Le périmètre de cette aide à l'acquisition a été restreint dans le budget 2024. Depuis janvier dernier, le PTZ se concentre sur les appartements neufs en zone tendue, là où l'offre de logements est inférieure à la demande, et exclut les maisons neuves, en cohérence avec l'objectif de zéro artificialisation nette (ZAN) des sols.
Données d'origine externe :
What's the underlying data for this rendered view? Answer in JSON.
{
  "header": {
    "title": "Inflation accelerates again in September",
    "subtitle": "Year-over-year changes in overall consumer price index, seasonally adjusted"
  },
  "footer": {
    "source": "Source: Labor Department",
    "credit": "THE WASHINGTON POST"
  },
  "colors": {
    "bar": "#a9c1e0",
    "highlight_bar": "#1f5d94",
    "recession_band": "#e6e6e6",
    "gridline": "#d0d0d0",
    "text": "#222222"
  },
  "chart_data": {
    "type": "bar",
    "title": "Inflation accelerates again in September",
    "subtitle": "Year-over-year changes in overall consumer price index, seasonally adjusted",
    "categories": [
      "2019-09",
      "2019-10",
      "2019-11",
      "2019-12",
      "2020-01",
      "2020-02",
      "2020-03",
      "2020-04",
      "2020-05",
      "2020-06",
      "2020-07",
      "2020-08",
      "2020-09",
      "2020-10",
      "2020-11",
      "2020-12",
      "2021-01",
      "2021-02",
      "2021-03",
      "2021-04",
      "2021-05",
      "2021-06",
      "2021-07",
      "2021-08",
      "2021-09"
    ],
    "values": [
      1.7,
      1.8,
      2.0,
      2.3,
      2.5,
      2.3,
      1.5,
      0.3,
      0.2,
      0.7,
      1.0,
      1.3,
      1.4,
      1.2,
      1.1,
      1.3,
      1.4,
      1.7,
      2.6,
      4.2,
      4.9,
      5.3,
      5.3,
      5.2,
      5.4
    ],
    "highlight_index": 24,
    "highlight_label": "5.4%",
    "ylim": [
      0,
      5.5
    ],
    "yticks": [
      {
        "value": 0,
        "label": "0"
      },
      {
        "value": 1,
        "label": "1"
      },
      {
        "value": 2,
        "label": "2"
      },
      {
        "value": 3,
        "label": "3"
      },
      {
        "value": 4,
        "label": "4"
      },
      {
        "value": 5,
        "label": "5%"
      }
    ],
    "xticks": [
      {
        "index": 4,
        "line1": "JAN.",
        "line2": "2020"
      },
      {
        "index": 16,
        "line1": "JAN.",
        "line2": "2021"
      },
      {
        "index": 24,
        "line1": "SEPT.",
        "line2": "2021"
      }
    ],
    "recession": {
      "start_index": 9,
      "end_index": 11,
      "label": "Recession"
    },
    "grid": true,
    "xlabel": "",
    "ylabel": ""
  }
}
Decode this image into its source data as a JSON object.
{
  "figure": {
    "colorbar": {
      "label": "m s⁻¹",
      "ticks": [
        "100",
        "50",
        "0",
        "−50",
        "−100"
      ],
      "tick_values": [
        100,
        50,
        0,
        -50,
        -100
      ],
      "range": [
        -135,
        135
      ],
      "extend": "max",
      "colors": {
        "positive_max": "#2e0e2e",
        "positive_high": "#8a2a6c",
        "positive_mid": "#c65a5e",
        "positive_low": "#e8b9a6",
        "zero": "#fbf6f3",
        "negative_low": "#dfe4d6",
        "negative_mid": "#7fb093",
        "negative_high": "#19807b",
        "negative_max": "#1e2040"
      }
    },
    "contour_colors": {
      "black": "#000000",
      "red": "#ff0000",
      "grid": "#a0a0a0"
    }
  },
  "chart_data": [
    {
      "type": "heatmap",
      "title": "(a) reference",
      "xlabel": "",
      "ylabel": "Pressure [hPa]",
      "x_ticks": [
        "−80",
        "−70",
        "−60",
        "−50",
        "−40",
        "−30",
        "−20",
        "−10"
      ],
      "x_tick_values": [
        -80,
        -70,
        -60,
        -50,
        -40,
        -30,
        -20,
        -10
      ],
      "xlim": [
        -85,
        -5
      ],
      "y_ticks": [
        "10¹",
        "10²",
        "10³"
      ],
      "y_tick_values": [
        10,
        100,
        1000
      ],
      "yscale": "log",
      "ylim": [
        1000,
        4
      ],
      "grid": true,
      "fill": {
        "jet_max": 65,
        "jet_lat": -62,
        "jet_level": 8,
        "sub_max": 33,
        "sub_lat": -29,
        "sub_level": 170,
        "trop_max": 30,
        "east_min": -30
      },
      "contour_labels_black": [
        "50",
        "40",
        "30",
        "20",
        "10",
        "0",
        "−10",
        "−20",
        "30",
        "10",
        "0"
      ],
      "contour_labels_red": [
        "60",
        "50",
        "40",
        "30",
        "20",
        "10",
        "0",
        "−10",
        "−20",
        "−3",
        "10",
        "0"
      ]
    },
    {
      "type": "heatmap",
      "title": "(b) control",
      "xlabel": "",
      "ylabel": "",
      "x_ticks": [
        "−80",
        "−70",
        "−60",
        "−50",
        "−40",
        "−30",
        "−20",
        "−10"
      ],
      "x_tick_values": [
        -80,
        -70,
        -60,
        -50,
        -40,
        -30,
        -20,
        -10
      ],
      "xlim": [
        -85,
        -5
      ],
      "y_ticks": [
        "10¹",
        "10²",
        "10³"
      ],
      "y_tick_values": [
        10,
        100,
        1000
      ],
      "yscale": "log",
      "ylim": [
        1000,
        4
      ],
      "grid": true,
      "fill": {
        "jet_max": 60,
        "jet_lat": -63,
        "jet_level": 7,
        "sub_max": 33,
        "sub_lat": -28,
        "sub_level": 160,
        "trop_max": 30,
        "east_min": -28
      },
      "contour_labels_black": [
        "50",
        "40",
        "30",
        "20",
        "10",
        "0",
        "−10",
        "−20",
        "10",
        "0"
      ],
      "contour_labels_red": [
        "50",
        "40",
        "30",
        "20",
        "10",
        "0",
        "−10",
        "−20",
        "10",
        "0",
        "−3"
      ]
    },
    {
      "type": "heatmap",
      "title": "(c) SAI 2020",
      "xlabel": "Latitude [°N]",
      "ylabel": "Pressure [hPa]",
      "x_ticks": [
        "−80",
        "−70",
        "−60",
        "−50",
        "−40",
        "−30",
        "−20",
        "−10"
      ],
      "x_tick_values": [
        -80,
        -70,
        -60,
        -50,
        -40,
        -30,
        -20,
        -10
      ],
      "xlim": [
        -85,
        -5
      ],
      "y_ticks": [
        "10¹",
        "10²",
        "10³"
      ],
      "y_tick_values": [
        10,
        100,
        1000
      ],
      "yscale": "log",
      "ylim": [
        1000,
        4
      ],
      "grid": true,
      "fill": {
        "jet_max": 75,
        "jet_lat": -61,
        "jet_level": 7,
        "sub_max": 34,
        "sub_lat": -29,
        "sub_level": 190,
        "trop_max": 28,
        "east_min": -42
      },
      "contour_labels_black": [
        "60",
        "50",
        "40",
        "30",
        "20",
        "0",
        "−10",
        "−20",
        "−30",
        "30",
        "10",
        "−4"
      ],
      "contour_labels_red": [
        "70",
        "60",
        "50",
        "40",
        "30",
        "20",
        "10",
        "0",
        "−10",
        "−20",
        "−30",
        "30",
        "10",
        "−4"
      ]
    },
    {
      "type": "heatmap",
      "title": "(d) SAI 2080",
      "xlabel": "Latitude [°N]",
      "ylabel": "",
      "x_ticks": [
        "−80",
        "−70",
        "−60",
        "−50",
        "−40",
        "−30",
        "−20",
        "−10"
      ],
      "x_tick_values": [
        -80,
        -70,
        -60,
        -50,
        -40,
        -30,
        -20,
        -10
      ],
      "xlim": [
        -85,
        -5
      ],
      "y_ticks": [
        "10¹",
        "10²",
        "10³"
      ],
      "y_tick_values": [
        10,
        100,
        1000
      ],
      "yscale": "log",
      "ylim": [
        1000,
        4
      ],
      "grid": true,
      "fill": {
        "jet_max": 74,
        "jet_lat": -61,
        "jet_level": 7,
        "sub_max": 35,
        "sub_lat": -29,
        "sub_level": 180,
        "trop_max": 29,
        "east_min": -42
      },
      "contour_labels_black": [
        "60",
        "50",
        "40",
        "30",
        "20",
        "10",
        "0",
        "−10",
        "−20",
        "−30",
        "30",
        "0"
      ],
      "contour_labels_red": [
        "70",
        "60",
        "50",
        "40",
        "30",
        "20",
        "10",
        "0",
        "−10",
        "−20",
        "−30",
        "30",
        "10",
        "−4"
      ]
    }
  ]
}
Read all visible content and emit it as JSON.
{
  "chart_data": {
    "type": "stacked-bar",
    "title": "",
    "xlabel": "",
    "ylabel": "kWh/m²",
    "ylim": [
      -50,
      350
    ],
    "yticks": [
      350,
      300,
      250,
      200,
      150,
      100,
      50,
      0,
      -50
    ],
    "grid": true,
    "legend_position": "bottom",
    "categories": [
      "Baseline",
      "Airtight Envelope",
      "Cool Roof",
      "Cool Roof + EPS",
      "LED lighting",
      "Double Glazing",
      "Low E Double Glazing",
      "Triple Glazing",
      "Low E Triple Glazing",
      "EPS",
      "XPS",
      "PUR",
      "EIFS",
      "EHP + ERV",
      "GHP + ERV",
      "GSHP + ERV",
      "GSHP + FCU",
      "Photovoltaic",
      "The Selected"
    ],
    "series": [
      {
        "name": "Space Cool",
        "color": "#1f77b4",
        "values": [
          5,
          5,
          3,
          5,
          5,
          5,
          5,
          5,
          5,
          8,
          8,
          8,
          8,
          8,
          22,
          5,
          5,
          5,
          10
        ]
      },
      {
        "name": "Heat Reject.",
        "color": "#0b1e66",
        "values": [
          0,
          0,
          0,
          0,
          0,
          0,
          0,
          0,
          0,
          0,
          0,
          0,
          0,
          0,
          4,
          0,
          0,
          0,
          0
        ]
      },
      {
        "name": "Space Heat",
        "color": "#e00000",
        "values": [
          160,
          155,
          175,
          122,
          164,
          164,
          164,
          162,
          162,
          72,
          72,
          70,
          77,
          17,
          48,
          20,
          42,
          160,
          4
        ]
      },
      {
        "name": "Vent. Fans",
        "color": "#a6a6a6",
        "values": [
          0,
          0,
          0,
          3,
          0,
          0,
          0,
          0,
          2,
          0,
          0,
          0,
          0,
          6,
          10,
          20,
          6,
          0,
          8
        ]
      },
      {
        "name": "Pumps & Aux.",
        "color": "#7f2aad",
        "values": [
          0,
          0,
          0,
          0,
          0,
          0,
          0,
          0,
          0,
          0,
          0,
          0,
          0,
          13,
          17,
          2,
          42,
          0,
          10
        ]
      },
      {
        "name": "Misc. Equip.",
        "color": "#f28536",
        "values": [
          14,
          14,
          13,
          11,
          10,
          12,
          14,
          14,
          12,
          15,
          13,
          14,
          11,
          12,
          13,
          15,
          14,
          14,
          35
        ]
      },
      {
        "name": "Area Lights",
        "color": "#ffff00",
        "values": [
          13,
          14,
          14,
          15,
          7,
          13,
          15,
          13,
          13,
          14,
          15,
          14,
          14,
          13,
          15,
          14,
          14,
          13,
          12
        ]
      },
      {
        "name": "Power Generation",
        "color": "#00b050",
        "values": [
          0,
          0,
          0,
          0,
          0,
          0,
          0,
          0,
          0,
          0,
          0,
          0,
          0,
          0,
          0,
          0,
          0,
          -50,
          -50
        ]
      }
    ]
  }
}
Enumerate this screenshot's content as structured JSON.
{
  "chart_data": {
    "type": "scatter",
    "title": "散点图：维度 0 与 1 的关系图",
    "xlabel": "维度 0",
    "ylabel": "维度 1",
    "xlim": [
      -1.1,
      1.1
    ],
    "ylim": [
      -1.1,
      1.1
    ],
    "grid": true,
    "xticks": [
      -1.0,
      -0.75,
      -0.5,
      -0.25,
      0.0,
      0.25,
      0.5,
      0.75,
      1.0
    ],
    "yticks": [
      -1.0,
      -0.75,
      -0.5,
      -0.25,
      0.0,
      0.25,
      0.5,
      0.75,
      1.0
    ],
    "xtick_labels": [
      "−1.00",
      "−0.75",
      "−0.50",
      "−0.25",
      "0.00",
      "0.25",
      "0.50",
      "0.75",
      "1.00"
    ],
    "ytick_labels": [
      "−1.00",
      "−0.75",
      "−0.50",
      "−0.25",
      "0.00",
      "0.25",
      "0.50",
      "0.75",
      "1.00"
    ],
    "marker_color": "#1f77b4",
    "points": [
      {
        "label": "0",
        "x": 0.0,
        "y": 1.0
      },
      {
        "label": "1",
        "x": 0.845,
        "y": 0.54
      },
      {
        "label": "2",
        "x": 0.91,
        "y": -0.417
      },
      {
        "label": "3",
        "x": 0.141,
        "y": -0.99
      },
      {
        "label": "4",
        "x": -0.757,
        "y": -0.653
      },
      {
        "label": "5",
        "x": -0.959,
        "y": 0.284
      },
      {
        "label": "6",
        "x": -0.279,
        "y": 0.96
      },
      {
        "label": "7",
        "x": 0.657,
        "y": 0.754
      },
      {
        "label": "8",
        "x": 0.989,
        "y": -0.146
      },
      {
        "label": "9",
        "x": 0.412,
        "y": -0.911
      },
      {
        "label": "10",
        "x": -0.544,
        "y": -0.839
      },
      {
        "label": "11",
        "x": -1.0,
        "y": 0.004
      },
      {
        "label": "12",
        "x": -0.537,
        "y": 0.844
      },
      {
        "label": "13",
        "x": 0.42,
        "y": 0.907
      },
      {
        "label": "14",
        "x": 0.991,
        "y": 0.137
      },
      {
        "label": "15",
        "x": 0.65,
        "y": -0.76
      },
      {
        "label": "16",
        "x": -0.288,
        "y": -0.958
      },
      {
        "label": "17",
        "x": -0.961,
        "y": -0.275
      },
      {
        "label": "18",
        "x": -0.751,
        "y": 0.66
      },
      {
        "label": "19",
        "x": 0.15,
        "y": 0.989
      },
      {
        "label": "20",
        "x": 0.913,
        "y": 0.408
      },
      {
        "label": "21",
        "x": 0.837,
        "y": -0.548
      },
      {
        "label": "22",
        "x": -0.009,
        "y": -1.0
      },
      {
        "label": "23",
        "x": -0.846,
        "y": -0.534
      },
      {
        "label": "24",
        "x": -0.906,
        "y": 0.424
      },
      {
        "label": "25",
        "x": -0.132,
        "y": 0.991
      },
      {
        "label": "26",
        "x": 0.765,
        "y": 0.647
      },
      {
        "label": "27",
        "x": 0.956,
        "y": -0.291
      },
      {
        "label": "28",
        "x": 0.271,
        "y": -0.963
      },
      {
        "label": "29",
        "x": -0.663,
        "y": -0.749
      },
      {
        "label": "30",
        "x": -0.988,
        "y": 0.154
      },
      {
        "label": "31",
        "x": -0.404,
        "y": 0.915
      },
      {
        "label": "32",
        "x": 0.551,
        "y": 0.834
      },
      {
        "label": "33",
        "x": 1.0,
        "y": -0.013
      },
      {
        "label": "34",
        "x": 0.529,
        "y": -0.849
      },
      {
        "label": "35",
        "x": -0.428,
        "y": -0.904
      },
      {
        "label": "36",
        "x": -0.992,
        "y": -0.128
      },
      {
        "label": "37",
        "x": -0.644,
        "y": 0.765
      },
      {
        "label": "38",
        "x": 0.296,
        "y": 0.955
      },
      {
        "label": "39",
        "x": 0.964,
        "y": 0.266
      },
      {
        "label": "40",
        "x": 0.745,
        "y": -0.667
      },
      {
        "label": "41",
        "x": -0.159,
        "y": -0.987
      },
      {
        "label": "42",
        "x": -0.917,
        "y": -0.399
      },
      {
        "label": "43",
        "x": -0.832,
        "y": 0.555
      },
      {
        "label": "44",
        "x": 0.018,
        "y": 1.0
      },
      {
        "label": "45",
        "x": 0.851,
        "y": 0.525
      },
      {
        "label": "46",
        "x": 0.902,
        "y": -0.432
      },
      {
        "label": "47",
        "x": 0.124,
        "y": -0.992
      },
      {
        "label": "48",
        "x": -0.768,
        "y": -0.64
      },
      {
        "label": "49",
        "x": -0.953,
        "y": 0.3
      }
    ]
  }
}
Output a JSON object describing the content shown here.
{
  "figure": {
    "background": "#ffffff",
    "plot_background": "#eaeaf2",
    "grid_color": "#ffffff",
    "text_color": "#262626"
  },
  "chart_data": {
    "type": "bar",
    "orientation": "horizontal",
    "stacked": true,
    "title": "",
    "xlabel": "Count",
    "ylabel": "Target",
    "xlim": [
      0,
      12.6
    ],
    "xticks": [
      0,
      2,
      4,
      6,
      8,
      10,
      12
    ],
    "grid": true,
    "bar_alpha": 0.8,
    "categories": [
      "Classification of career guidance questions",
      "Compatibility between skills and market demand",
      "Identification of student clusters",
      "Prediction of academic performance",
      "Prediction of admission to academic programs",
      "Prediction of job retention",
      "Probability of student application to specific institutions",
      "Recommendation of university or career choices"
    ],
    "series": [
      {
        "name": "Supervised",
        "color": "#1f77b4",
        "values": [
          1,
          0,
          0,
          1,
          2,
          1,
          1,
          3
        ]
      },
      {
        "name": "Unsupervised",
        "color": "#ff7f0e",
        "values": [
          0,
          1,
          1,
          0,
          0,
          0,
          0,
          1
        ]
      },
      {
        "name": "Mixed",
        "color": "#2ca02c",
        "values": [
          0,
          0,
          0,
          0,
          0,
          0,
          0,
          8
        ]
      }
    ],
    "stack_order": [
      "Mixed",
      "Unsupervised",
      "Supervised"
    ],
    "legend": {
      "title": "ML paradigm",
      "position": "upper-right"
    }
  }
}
Les logements existants, appartements ou maisons, sont acceptés, à condition que les acquéreurs les rénovent selon les normes en vigueur.
A la différence de la dernière loi de finances, Bercy ne précise ni le montant maximal du prêt à taux zéro - 100.000 euros en 2024 contre 80.000 en 2023 -, ni même le total de l'enveloppe allouée à cette politique publique - 850 millions en 2024 contre 1,2 milliard en 2023 -.
En évoquant « des conditions qui seront précisées et débattues », le ministère de l'Economie et des Finances renvoie la balle aux parlementaires. Et ce, alors que même que l'article 40 de la Constitution interdit aux députés et aux sénateurs de créer une dépense nouvelle, tant qu'il n'y a pas une recette en face.
Des recettes que guettent aussi les promoteurs immobiliers depuis les déclarations du locataire de Matignon à l'Assemblée nationale. Le 1er octobre dernier, Michel Barnier s'était en effet engagé à déployer des mesures « rapides » pour soutenir l'investissement locatif.
Rien de tel n'est au menu, pas même la prolongation au-delà du 31 décembre 2024 du dispositif Pinel qui permet d'acheter un logement neuf et de bénéficier d'une ristourne fiscale. Une déclaration qui aurait été saluée par l'ensemble des acteurs de la construction qui ne cessent d'alerter sur la casse sociale dans leurs métiers.